2.3.15. La version de la plaignante P______ selon laquelle c'était A______ qui l'avait convaincue de se prostituer malgré son souhait d'arrêter cette activité est tout à fait crédible et renforcée par le fait que la prévenue avait mis en œuvre ce même procédé peu de temps auparavant avec la plaignante I______. Ainsi, témoin du calvaire de la jeune femme, qu'elle a su exploiter, la poussant à déposer plainte contre Y______, écartant par là-même ce dernier, A______ a pu prendre le contrôle sur celle-ci, la convaincre de poursuivre son activité de prostitution et de lui remettre l'essentiel de ses gains, soi-disant pour les mettre en sécurité, en affirmant qu'elles formaient une famille et qu'elle l'aiderait notamment à faire venir sa fille à Genève.

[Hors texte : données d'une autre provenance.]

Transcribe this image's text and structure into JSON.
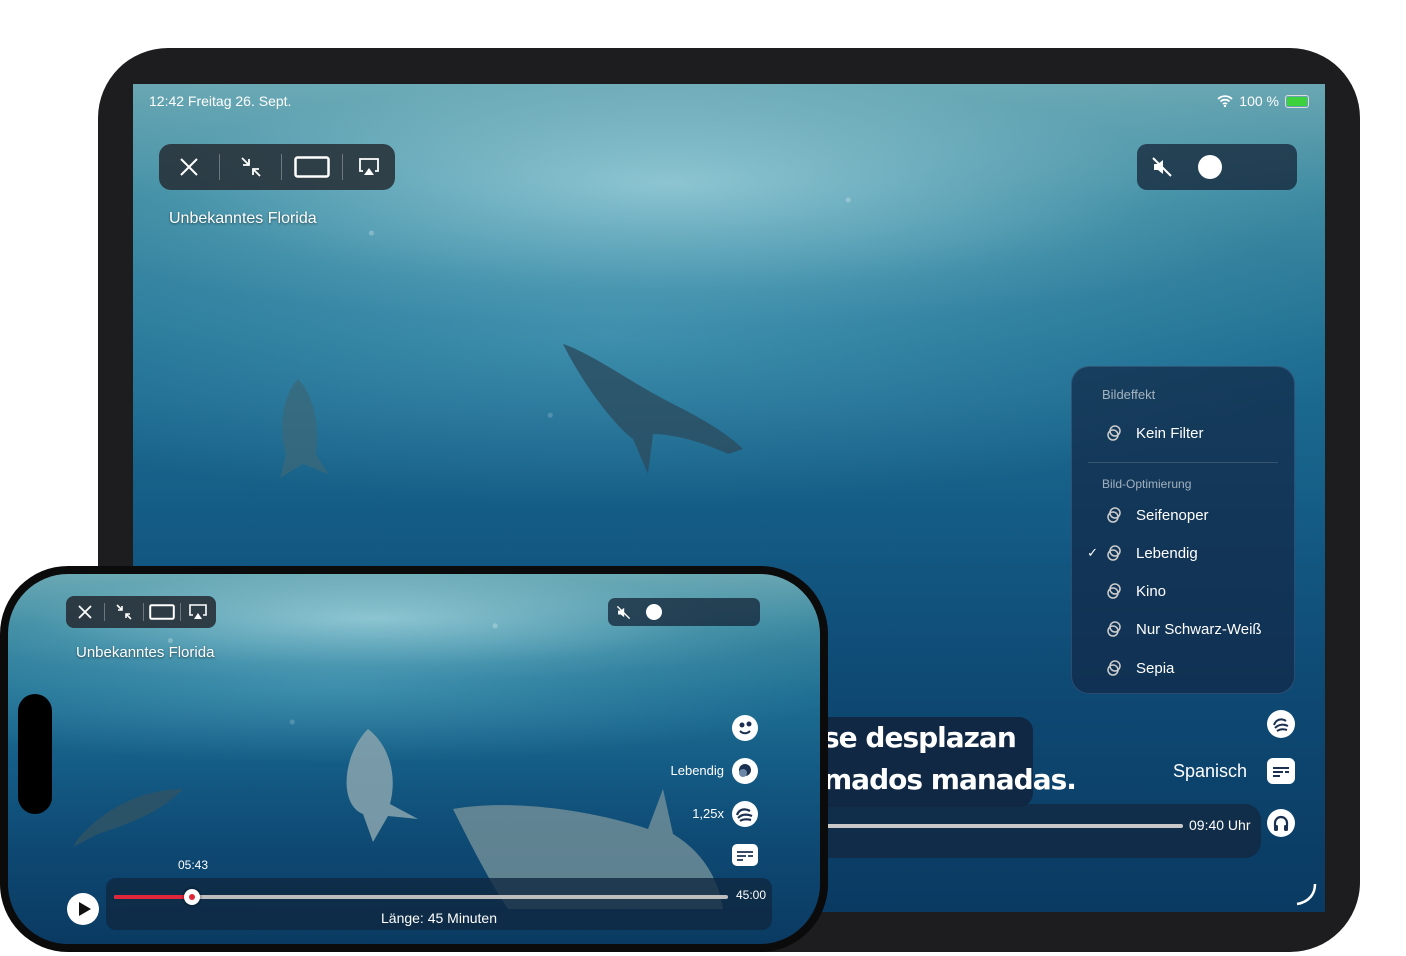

2.3.16. P______ s'est affranchie de la coupe de la famille G______ lorsqu'elle a rencontré son compagnon, soit selon ses déclarations dont il n'y a pas lieu de douter en juin 2018, quand une possibilité s'est offerte à elle, et n'a jamais récupéré les gains issus de son activité de prostituée depuis le dépôt de plainte contre Y______. La période pénale s'agissant de la plaignante P______ s'étend donc du 27 mars 2018 au mois de juin 2018.

3)      Culpabilité

Traite d'êtres humains

3.1.1. Selon l'art. 182 CP, celui qui, en qualité d'offreur, d'intermédiaire ou d'acquéreur, se livre à la traite d'un être humain à des fins d'exploitation sexuelle, d'exploitation de son travail ou en vue du prélèvement d'un organe, est puni d'une peine privative de liberté ou d'une peine pécuniaire. Le fait de recruter une personne à ces fins est assimilé à la traite (al. 1). Si la victime est mineure ou si l'auteur fait métier de la traite d'êtres humains, la peine est une peine privative de liberté d'un an au moins (al. 2). Dans tous les cas, l'auteur est aussi puni d'une peine pécuniaire (al. 3). Est également punissable celui qui commet l'infraction à l'étranger (al. 4).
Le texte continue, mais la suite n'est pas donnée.